Of course, one way of encouraging behavioural change with regards to our utilities and related resources would be to restructure our tax regime.
As I mentioned before, the citizens of Trinidad and Tobago benefit from exceptionally low rates on their utilities. In the case of electricity, the current rate, which is the lowest in the region, is one-sixth of what is being paid in neighbouring countries.
While our water rates are among the lowest in the western hemisphere.
But restructuring the tax regime with regards to the utilities, is just one of the ways in which we can facilitate conservation and greater efficiency.
To facilitate the fight against inefficiency and misuse of our utilities and resources, Government is in the process of developing policy instruments that will speak to:
- Increasing awareness through public education
- Enforcing penalties for the mismanagement and overuse of these utilities
- And Supply and Demand Side Management (DSM) Programmes with their associated projects and initiatives.
The work has already begun. In 2017/ 2018, the Trinidad and Tobago Bureau of Standards collaborated with the MPU and other stakeholders to develop the Regional Energy Efficiency Building Code (REEBC), which guides the design and construction of buildings.
And in the area of waste management, the Government is pursuing legislation in keeping with the Reduce, Reuse and Recycle philosophies. That legislation, which will lay the framework for a Deposit Refund System for Beverage Containers, will be passed in the coming months. And it is the first of other waste-management related bills that will be brought before the House.
But even as we lay the legislative and regulatory framework that will facilitate the shift towards conservation and efficiency in the use of our utilities, we invite the involvement of stakeholders at every level.

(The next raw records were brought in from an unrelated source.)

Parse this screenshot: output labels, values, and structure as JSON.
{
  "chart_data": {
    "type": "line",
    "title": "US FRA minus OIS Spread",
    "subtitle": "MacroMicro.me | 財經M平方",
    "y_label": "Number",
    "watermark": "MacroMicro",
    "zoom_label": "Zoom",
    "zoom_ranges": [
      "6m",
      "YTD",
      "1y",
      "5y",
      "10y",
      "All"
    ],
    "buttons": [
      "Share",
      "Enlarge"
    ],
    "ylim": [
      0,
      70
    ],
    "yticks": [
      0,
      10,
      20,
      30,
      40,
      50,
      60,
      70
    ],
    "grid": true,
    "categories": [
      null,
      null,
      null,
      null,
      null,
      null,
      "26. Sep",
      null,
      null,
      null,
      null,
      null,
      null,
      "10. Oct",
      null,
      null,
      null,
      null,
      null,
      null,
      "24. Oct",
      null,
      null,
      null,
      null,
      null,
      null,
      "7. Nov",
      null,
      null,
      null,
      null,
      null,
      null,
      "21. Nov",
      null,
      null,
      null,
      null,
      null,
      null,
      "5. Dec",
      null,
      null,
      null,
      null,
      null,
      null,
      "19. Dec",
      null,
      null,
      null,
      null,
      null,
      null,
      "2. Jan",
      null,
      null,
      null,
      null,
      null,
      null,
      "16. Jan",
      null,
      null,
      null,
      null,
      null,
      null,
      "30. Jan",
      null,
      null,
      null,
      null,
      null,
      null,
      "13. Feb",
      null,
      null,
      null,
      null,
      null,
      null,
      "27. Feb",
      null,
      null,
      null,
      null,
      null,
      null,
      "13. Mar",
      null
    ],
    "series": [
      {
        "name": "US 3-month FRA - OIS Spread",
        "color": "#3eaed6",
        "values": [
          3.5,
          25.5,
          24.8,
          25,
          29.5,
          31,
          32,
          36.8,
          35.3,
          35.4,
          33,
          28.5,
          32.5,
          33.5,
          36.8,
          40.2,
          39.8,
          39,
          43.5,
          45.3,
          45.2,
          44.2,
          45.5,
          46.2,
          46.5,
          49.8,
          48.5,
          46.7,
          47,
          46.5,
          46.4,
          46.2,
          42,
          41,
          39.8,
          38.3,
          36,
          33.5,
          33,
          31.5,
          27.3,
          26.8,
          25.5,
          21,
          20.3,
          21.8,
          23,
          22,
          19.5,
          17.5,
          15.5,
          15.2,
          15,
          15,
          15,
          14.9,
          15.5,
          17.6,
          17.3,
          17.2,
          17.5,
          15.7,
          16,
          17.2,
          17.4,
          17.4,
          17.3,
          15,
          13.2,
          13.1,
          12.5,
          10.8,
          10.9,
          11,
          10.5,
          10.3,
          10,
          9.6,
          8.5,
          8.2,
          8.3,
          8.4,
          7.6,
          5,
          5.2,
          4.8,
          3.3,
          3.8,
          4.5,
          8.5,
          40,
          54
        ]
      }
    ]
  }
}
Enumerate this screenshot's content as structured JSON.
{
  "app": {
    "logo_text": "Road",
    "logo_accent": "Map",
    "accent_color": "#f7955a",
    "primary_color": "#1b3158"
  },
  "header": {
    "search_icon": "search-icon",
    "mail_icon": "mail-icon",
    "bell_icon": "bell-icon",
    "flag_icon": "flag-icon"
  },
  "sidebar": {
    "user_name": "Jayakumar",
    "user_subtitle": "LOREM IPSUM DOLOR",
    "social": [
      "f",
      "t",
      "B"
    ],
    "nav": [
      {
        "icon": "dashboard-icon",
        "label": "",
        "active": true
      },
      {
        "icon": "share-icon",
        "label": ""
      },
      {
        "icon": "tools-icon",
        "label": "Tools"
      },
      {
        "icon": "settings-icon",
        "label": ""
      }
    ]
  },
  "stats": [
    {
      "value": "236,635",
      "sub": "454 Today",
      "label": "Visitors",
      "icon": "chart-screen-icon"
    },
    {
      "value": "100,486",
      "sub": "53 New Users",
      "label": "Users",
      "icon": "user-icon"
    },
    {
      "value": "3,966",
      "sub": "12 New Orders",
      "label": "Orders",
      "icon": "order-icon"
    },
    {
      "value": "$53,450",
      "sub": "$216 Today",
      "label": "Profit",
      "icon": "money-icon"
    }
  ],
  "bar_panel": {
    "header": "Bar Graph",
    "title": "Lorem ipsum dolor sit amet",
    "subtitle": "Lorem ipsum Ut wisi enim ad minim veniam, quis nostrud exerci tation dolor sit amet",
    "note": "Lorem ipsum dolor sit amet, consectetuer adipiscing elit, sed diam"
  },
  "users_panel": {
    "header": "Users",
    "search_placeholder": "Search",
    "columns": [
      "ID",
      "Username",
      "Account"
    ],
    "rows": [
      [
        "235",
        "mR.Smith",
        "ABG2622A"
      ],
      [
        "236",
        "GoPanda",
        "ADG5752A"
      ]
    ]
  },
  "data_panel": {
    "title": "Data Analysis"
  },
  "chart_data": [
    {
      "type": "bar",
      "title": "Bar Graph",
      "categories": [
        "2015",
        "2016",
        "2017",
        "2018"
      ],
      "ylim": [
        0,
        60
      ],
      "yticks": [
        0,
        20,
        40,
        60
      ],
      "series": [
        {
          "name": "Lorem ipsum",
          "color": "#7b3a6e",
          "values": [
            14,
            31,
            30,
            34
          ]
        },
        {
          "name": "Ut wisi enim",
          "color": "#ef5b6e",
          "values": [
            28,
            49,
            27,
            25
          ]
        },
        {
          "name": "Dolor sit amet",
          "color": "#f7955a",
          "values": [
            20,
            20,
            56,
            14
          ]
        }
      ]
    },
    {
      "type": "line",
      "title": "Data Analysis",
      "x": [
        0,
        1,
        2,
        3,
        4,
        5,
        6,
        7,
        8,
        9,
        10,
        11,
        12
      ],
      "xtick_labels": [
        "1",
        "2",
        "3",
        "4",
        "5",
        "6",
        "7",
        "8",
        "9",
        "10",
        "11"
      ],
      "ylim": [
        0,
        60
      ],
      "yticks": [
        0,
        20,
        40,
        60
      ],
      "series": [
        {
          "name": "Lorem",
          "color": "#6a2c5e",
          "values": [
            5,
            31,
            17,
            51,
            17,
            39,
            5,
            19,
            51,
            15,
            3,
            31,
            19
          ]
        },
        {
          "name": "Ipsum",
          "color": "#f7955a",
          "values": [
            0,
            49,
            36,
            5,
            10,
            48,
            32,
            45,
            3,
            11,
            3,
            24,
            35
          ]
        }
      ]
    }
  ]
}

And when I say ‘stakeholder’, I am not just speaking about the executive, who makes the decision to invest in more efficient technologies for his company. I am also talking about the homeowner who buys LED bulbs for her house and turns them off whenever she leaves a room.
Conservation and energy efficiency must be implemented in every aspect of our lives if we are to really change the current paradigm.
There is a saying that “if you wish to go fast, go alone. If you wish to go far, go together”. The transformation that we are seeking as we continue to build this nation, will not happen overnight. It requires that we all buy into the vision of a better Trinidad and Tobago and that we all work towards it systematically and persistently.
I noted with some degree of satisfaction, that tomorrow, a charter on energy efficiency will be signed among companies in the upstream and downstream sectors. This is the type of initiative that should be emulated across Trinidad and Tobago. I look forward to your contributions in this regard. And I invite you to continue to partner with us, as together, we take our country far.
Thank you for your time and attention.